Brian Woodget names the winners of the 2014 Schools’ Analyst competition and thanks all sponsors, students, teachers and universities who contributed to the heats and final. In his final report after ten years of coordinating the final Brian Woodget hands over to Prof John R. Dean with well wishes and luck.
On the 23/24 June, the final of the 2014 national Schools’ Analyst Competition was held at the University of Central Lancashire (UCLan) in Preston. This was one of the first universities in the UK to restart the teaching of chemistry at degree level following a resurgence of the interest in students taking A levels in Chemistry. In addition to this course, the university offers a very successful degree in forensic science where of course there are many synergies between the two disciplines.
For this year’s final, Dr Robert Smith and William Stockburn from UCLan devised a programme of experiments around a forensic theme. The teams had to carry out an EDTA titration, quantitative analyses involving fluorescence spectroscopy and HPLC and a qualitative evaluation using specific chemical tests.
The winning team of Year 12 students came from Charterhouse School in Surrey and were one of the three schools representing the South East Region of the Analytical Division. Figure 1 shows the winning team comprising Anthony Wong, Max Thomas and Bettina Chan.
The school received a prize of £1000 together with Amazon vouchers of £50 to each of the three team members. The school will hold the new shield until June next year, this being the second occasion on which they have won the competition.
It was impossible for the judges to separate the two teams that came second and therefore the judges agreed on this occasion, to award two second prizes to Down High School from Northern Ireland and Holyhead High School from North Wales, one of the representatives of the North West Region. Each of these schools received £600 with the team members receiving £30 vouchers each. The team coming third was from Varndean College in Brighton, again from the South East Region, and they received £300 and £20 vouchers to each of the team members. The judges for this year’s competition were Professor John Dean (University of Northumbria), Dr Andrew Morrison (Robert Gordon University) and Brian Woodget (Coordinator for the National Schools’ Analyst Competition), who also chaired the judging panel. The prizes were awarded by Alan Handley (LGC North West), President of the Analytical Division.

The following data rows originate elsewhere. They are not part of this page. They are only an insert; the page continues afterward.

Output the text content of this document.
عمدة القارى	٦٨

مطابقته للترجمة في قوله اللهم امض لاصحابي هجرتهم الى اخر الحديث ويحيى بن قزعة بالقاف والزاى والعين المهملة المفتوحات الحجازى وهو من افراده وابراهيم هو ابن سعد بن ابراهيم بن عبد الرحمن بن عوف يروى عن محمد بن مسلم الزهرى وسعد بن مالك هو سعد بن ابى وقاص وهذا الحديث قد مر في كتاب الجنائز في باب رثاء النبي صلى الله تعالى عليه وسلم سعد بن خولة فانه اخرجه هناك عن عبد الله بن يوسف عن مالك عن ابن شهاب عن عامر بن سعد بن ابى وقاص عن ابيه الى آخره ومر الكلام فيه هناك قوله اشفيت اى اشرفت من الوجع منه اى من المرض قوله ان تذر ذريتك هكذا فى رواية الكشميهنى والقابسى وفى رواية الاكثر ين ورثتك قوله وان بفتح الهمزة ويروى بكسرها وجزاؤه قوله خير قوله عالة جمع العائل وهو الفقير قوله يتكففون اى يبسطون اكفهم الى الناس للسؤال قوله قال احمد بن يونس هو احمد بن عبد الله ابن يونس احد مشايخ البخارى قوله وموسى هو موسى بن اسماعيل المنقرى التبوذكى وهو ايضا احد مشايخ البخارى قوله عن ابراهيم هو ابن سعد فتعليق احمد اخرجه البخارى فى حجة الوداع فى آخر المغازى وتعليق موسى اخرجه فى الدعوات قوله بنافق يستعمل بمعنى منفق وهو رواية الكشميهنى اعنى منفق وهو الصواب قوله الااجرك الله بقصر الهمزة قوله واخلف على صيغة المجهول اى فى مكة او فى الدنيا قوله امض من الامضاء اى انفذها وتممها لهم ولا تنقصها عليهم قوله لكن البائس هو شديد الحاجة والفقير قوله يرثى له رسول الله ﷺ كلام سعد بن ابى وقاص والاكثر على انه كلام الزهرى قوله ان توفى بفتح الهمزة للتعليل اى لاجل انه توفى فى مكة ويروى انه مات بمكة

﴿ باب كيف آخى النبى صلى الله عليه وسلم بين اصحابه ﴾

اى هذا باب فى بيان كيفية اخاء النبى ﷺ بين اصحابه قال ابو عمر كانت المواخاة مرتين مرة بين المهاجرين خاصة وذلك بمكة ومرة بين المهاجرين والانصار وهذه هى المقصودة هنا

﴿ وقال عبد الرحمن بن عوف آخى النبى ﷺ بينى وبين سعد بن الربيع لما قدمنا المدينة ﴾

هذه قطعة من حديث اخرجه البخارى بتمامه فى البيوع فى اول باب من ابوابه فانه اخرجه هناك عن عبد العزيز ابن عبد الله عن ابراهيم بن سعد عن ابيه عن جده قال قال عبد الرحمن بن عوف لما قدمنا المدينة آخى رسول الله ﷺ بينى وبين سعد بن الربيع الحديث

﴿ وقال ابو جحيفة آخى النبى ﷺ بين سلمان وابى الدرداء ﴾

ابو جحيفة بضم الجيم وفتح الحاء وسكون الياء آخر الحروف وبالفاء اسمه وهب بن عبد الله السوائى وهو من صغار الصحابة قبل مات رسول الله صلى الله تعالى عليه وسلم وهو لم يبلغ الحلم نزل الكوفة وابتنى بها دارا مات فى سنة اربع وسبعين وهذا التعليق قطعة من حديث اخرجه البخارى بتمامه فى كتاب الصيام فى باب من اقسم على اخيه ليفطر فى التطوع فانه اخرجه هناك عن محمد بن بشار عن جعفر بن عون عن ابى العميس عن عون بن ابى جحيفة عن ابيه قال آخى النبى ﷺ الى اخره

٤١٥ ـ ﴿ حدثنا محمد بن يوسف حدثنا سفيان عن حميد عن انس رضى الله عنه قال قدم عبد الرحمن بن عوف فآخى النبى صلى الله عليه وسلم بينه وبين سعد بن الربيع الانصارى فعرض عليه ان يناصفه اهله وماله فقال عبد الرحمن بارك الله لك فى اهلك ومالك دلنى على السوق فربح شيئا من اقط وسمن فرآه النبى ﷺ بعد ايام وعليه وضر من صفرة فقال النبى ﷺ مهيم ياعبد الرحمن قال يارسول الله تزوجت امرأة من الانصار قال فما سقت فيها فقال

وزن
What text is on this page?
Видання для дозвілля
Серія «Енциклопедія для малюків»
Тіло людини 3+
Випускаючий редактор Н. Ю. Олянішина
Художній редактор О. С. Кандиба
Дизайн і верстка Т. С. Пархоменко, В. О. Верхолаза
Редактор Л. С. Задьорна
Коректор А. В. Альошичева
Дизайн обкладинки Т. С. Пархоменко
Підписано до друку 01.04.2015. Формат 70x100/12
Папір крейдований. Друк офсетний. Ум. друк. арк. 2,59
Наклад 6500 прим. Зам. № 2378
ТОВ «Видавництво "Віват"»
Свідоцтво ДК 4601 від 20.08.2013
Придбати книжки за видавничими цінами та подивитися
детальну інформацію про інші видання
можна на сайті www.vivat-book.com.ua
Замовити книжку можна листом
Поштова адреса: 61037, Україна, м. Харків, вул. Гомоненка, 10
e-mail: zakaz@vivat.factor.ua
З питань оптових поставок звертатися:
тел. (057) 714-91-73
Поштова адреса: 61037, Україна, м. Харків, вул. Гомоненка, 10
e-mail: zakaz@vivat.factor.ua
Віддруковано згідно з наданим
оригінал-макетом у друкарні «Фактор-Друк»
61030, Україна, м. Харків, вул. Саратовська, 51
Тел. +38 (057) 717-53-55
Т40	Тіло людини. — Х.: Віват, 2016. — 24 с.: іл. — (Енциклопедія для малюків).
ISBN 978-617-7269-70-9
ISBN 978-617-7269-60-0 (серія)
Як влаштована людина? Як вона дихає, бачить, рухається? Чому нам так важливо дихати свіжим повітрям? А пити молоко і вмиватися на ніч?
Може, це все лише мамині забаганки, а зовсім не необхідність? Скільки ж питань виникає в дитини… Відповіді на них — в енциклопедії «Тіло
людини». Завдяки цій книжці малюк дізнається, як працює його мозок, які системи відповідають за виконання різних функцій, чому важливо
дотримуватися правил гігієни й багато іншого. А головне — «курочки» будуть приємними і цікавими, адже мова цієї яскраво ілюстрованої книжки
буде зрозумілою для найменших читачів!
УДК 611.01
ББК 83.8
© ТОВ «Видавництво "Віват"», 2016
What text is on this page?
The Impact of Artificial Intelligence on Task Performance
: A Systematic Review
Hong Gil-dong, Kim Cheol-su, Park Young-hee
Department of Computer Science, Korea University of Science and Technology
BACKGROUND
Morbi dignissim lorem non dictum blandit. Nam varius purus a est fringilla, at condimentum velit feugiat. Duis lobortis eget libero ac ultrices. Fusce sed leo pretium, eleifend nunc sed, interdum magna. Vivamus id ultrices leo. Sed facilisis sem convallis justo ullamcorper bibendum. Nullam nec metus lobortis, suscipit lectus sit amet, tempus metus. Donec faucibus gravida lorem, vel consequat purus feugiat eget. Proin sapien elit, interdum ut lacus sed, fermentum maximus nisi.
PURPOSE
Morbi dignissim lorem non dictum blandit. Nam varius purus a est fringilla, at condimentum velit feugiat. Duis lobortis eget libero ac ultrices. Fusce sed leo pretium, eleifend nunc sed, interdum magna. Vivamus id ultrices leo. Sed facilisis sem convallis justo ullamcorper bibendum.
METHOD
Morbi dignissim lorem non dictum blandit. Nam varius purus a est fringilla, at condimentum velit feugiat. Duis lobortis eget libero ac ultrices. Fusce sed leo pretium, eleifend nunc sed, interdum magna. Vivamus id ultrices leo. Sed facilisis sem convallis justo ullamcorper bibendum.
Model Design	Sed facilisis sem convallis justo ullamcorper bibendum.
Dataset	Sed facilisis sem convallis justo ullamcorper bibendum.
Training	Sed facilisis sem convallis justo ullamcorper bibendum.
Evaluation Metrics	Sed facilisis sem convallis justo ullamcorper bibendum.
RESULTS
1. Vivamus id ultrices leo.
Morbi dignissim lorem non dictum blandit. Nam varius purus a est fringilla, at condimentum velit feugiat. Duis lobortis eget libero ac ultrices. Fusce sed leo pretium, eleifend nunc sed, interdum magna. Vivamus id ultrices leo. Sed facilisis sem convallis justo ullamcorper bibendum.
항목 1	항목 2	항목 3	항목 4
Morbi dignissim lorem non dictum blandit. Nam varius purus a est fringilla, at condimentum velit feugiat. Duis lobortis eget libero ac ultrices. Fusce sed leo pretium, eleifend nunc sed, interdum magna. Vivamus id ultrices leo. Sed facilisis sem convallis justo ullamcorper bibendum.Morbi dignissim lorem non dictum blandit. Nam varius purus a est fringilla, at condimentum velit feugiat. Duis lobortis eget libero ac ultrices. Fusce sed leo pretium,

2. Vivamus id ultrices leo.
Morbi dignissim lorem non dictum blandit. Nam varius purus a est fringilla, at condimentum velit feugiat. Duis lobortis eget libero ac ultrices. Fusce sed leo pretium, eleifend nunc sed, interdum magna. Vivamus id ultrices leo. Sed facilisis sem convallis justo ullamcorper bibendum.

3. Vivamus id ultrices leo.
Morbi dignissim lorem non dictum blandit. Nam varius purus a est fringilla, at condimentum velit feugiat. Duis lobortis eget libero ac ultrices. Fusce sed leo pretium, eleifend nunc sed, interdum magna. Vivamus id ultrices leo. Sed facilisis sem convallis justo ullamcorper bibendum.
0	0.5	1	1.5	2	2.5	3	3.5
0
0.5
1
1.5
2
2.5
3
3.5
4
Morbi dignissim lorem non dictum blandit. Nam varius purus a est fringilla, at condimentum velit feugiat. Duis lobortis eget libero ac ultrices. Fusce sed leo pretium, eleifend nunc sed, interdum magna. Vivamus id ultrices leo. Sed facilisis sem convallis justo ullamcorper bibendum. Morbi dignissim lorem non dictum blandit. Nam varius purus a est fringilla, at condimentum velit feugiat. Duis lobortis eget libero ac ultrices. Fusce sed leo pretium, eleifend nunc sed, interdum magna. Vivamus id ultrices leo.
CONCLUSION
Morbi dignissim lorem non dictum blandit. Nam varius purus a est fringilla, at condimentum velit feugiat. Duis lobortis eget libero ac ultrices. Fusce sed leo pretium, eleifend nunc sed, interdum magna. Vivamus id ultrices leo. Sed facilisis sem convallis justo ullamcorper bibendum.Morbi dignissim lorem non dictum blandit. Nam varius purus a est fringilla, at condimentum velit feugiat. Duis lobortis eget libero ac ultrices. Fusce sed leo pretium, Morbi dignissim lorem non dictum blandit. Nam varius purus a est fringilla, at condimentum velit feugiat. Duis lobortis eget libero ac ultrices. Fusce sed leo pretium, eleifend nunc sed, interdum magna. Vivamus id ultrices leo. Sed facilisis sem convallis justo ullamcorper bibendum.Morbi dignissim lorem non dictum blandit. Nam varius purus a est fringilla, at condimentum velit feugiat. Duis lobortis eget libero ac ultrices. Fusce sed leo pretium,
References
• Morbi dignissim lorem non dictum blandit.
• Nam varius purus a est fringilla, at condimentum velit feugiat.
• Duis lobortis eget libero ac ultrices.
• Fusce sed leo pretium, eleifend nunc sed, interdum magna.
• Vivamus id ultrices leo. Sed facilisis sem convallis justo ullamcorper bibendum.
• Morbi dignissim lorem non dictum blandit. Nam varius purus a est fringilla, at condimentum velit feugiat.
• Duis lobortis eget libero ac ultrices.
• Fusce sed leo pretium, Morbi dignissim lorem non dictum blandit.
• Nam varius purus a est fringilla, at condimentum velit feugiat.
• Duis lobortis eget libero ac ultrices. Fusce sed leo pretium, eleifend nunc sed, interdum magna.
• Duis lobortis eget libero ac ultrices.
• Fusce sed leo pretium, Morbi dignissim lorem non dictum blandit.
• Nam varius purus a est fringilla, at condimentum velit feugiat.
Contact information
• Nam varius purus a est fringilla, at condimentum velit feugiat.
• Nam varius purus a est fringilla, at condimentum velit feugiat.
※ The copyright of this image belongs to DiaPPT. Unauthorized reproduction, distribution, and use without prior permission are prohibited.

The organisers of the competition would like to express their thanks to the university for agreeing to hold the event and for providing excellent technical and administration support. In particular, we would like to thank Dr Robert Smith, William Stockburn, Louise Oldfield, Sam Porter and Sal Tracy from UCLan for making the whole event memorable for all of the teams who attended.
The competition is sponsored mainly by the Analytical Chemistry Trust Fund, however during the 20+ heats held throughout the UK, many other companies, too numerous to mention, also provided financial sponsorship to support this national event. Without their help, the costs involved would be too prohibitive and some heats may not have been feasible. The final was also generously sponsored by the North West Region of the Analytical Division. To all of the sponsors, the Analytical Division expresses its gratitude. Subsequent to the final, we have received some complementary comments from a number of the schools who participated, saying how much their teams enjoyed the experience.
The 2015 final will be held at the Robert Gordon University in Aberdeen on 22/23 June.
This is the last year in which I have been responsible for coordinating the final of this competition. Professor John Dean from the University of Northumbria is now assuming this mantle. I should therefore like to take this opportunity of thanking everyone that I have met and who have helped me over the past 10 years of my involvement with this flagship event of the Analytical Division. Without the agreement of the universities to allow us to use their premises, the enthusiasm of the staff, both academic and technical, to develop and validate experiments and the additional help provided by the administrative staff in these universities, the competition would not exist. I hope that some of the year 12 students who participated in the competition, either during the heats and possibly the final, will have been enthused by their experiences to go onto study chemistry at university, and maybe choose analytical science as a career. I have certainly enjoyed my role as coordinator and wish John well for the future.